The team has written up the findings in two peer-reviewed papers – one for Hubble’s investigation, the other for Webb’s – which will be published in The Astrophysical Journal.
Disk around Vega is smooth
Newly forming stars accrete material from a disk of dust and gas around them. That disk is the flattened remnant of the cloud from which they are forming. In the mid-1990s, Hubble found disks around many newly forming stars. The disks are likely sites of planet formation, migration and sometimes destruction.
Fully matured stars like Vega have dusty disks enriched by ongoing “bumper car” collisions among orbiting asteroids and debris from evaporating comets. These are primordial bodies that have survived up to the present 450-million-year age of Vega (our sun is approximately 10 times older than Vega).
Dust within our solar system also gets replenished by minor orbiting bodies, which eject dust at a rate of about 10 tons per second.
Planets shove around this dust.

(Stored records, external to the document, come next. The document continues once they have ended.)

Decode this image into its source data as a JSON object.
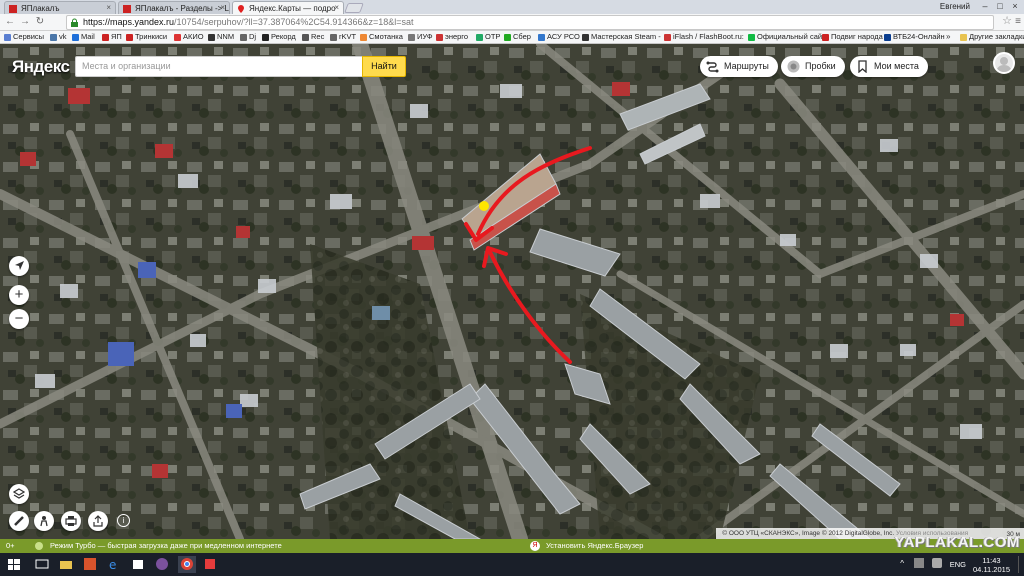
{
  "browser": {
    "tabs": [
      {
        "title": "ЯПлакалъ",
        "active": false
      },
      {
        "title": "ЯПлакалъ - Разделы -> L",
        "active": false
      },
      {
        "title": "Яндекс.Карты — подро",
        "active": true
      }
    ],
    "user_name": "Евгений",
    "url_host": "https://maps.yandex.ru",
    "url_rest": "/10754/serpuhov/?ll=37.387064%2C54.914366&z=18&l=sat",
    "bookmarks": [
      "Сервисы",
      "vk",
      "Mail",
      "ЯП",
      "Тринкиси",
      "АКИО",
      "NNM",
      "Dj",
      "Рекорд",
      "Rec",
      "rKVT",
      "Смотанка",
      "ИУФ",
      "энерго",
      "ОТР",
      "Сбер",
      "АСУ РСО",
      "Мастерская Steam -",
      "iFlash / FlashBoot.ru:",
      "Официальный сайт",
      "Подвиг народа",
      "ВТБ24-Онлайн"
    ],
    "bookmarks_more": "»",
    "other_bookmarks": "Другие закладки"
  },
  "map": {
    "logo": "Яндекс",
    "search_placeholder": "Места и организации",
    "search_button": "Найти",
    "routes_label": "Маршруты",
    "traffic_label": "Пробки",
    "my_places_label": "Мои места",
    "zoom_in": "+",
    "zoom_out": "−",
    "copyright": "© ООО УТЦ «СКАНЭКС», Image © 2012 DigitalGlobe, Inc.",
    "terms": "Условия использования",
    "scale": "30 м"
  },
  "turbo_bar": {
    "left_indicator": "0+",
    "message": "Режим Турбо — быстрая загрузка даже при медленном интернете",
    "install_text": "Установить Яндекс.Браузер"
  },
  "watermark": "YAPLAKAL.COM",
  "taskbar": {
    "language": "ENG",
    "time": "11:43",
    "date": "04.11.2015"
  },
  "colors": {
    "search_button": "#ffdb4d",
    "annotation_arrow": "#e8191f",
    "marker": "#ffe600",
    "turbo_bar": "#7a9a2a"
  }
}
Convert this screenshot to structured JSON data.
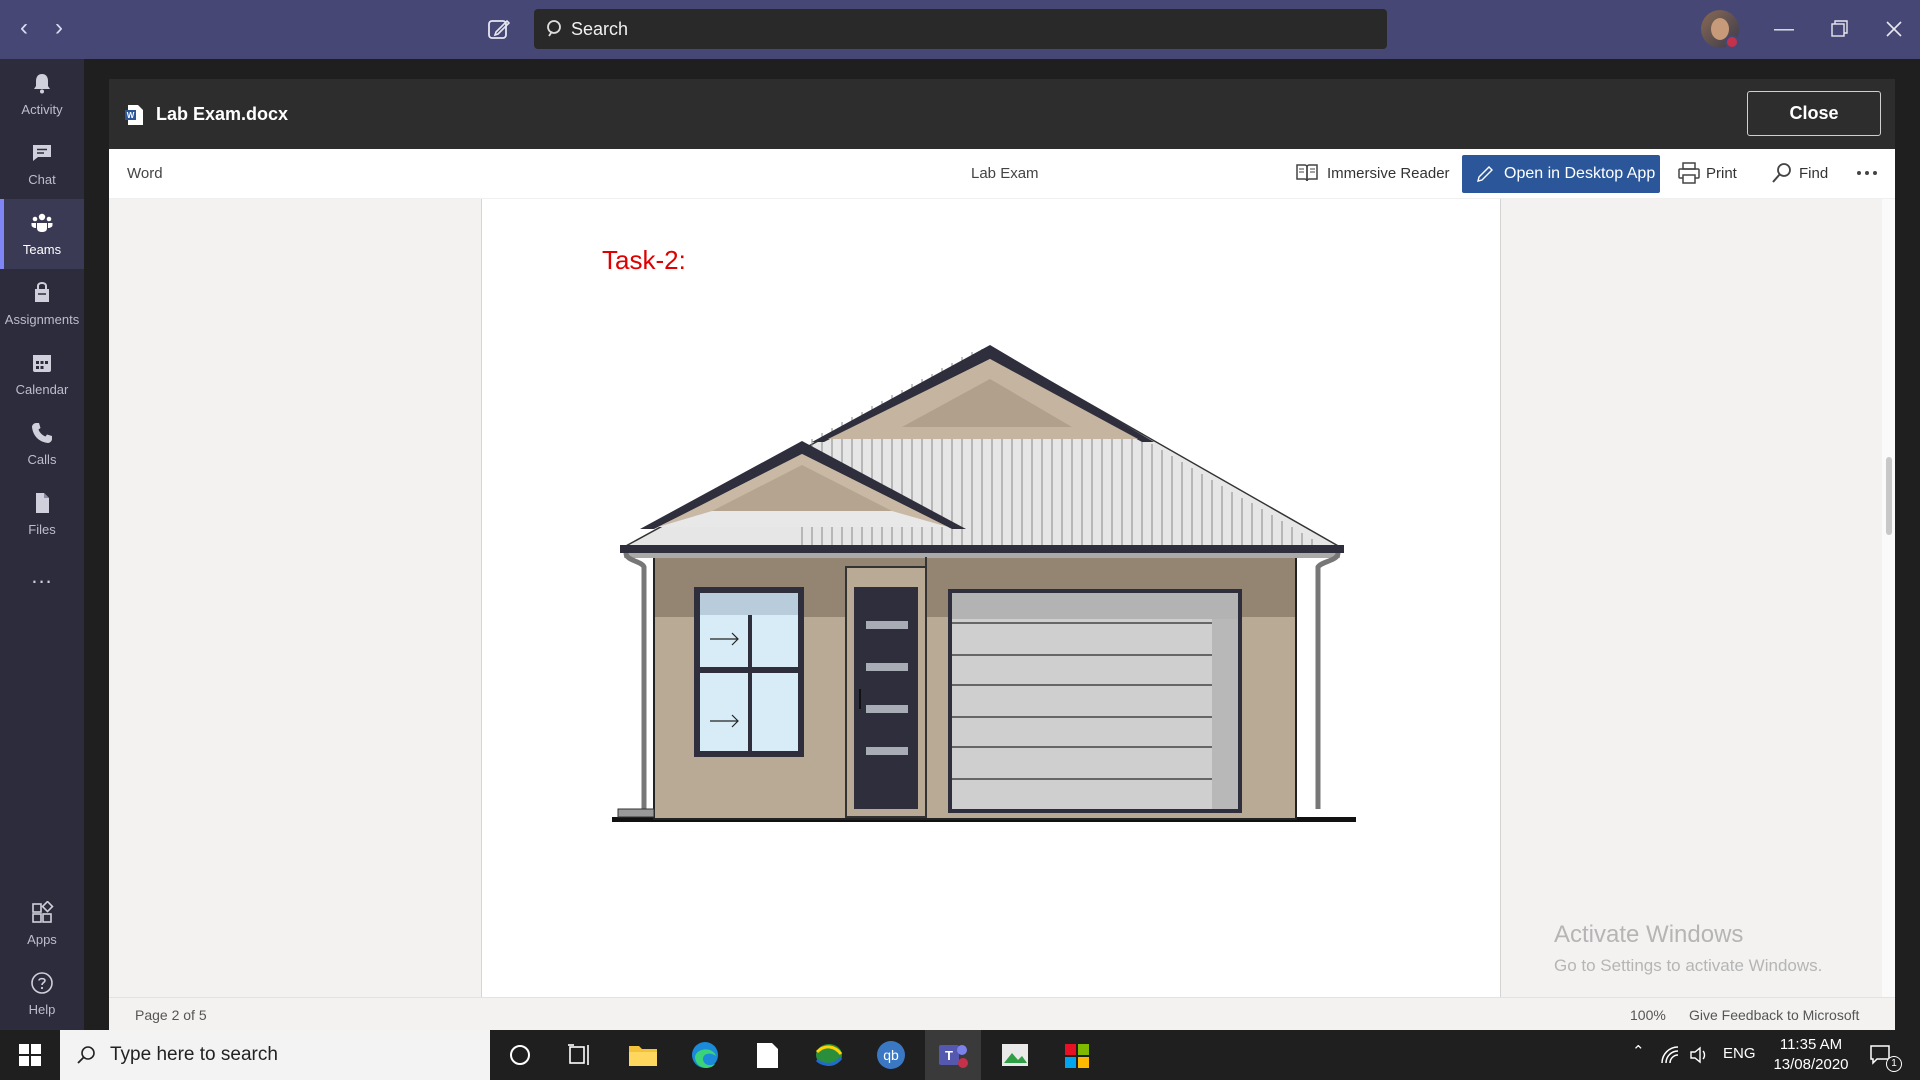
{
  "titlebar": {
    "search_placeholder": "Search",
    "window_controls": [
      "minimize",
      "restore",
      "close"
    ]
  },
  "rail": {
    "items": [
      {
        "label": "Activity",
        "icon": "bell-icon"
      },
      {
        "label": "Chat",
        "icon": "chat-icon"
      },
      {
        "label": "Teams",
        "icon": "teams-icon",
        "active": true
      },
      {
        "label": "Assignments",
        "icon": "assignments-icon"
      },
      {
        "label": "Calendar",
        "icon": "calendar-icon"
      },
      {
        "label": "Calls",
        "icon": "phone-icon"
      },
      {
        "label": "Files",
        "icon": "files-icon"
      }
    ],
    "more_label": "...",
    "bottom": [
      {
        "label": "Apps",
        "icon": "apps-icon"
      },
      {
        "label": "Help",
        "icon": "help-icon"
      }
    ]
  },
  "doc": {
    "filename": "Lab Exam.docx",
    "close_label": "Close"
  },
  "toolbar": {
    "app_name": "Word",
    "doc_title": "Lab Exam",
    "immersive_reader": "Immersive Reader",
    "open_desktop": "Open in Desktop App",
    "print": "Print",
    "find": "Find"
  },
  "page": {
    "heading": "Task-2:"
  },
  "watermark": {
    "line1": "Activate Windows",
    "line2": "Go to Settings to activate Windows."
  },
  "statusbar": {
    "page": "Page 2 of 5",
    "zoom": "100%",
    "feedback": "Give Feedback to Microsoft"
  },
  "taskbar": {
    "search_placeholder": "Type here to search",
    "language": "ENG",
    "time": "11:35 AM",
    "date": "13/08/2020",
    "notification_count": "1"
  },
  "colors": {
    "titlebar": "#464775",
    "rail": "#2d2c3c",
    "accent": "#2b579a",
    "task_heading": "#e00000"
  }
}
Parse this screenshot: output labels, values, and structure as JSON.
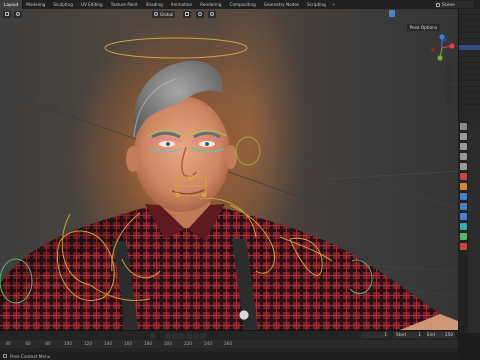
{
  "workspace_tabs": [
    "Layout",
    "Modeling",
    "Sculpting",
    "UV Editing",
    "Texture Paint",
    "Shading",
    "Animation",
    "Rendering",
    "Compositing",
    "Geometry Nodes",
    "Scripting"
  ],
  "active_tab": "Layout",
  "scene_label": "Scene",
  "viewport": {
    "orientation_value": "Global",
    "pose_options_label": "Pose Options"
  },
  "timeline": {
    "current_frame": "1",
    "start_label": "Start",
    "start_value": "1",
    "end_label": "End",
    "end_value": "250",
    "ruler_ticks": [
      "40",
      "60",
      "80",
      "100",
      "120",
      "140",
      "160",
      "180",
      "200",
      "220",
      "240",
      "260"
    ]
  },
  "status_bar": {
    "text": "Pose Context Menu"
  },
  "icons": {
    "gizmo_x_color": "#e0404a",
    "gizmo_y_color": "#6bb339",
    "gizmo_z_color": "#3c7fe0",
    "selection_color": "#334d80"
  }
}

This provides a strategy for detecting planets around other stars without seeing them directly. We just have to look for the effects they have on the dust.
But the scientists didn’t see these effects around Vega. Schuyler Wolff of the University of Arizona, lead author of the paper presenting the Hubble findings, said:
The architecture of the Vega system is markedly different from our own solar system, where giant planets like Jupiter and Saturn are keeping the dust from spreading the way it does with Vega.
A smooth disk suggests no planets
For comparison, nearby star Fomalhaut is about the same distance, age and temperature as Vega. But Fomalhaut’s disk is very different from Vega’s. Fomalhaut has three distinct belts of debris, which scientists think were carved out by the gravity of orbiting planets. Though no planets have been positively identified yet around Fomalhaut, it’s thought planets must have shepherded the dust into these rings.
No such rings can be seen around Vega, apart from a subtle gap around 60 times farther from the star as Earth is from the sun. The Vega disk is very smooth all the way in, until the glare of the star obscures it. According to the researchers, this shows there are no planets down to at least Neptune’s mass (17 times the mass of Earth) circulating in large orbits around the star.
The discovery has only spawned more questions. Research team member George Rieke of the University of Arizona said:
Given the physical similarity between the stars of Vega and Fomalhaut, why does Fomalhaut seem to have been able to form planets and Vega didn’t?
And Wolff added:
What’s the difference? Did the circumstellar environment, or the star itself, create that difference? What’s puzzling is that the same physics is at work in both.
Hubble and Webb both observed Vega
Why did it take both Hubble and Webb to make these observations? Webb observed the infrared glow from a disk of particles the size of sand grains swirling around Vega. Hubble, on the other hand, captured an outer halo of this disk, where debris the size of smoke particles are reflecting starlight.
The dust in Vega’s debris disk is distributed in this order because the pressure of starlight pushes out the smaller grains faster than larger grains. Wolff explained:
Different types of physics will locate different-sized particles at different locations. The fact that we’re seeing dust particle sizes sorted out can help us understand the underlying dynamics in circumstellar disks.
Together, the telescopes provided an unprecedentedly detailed view of Vega’s dust disk. Kate Su of the University of Arizona, lead author of the paper presenting the Webb findings, said:
We’re seeing in detail how much variety there is among circumstellar disks, and how that variety is tied into the underlying planetary systems. We’re finding a lot out about the planetary systems – even when we can’t see what might be hidden planets.
Bottom line: Scientists studying the disk of debris around bright star Vega have found it to be almost totally smooth, with no signs of any planets.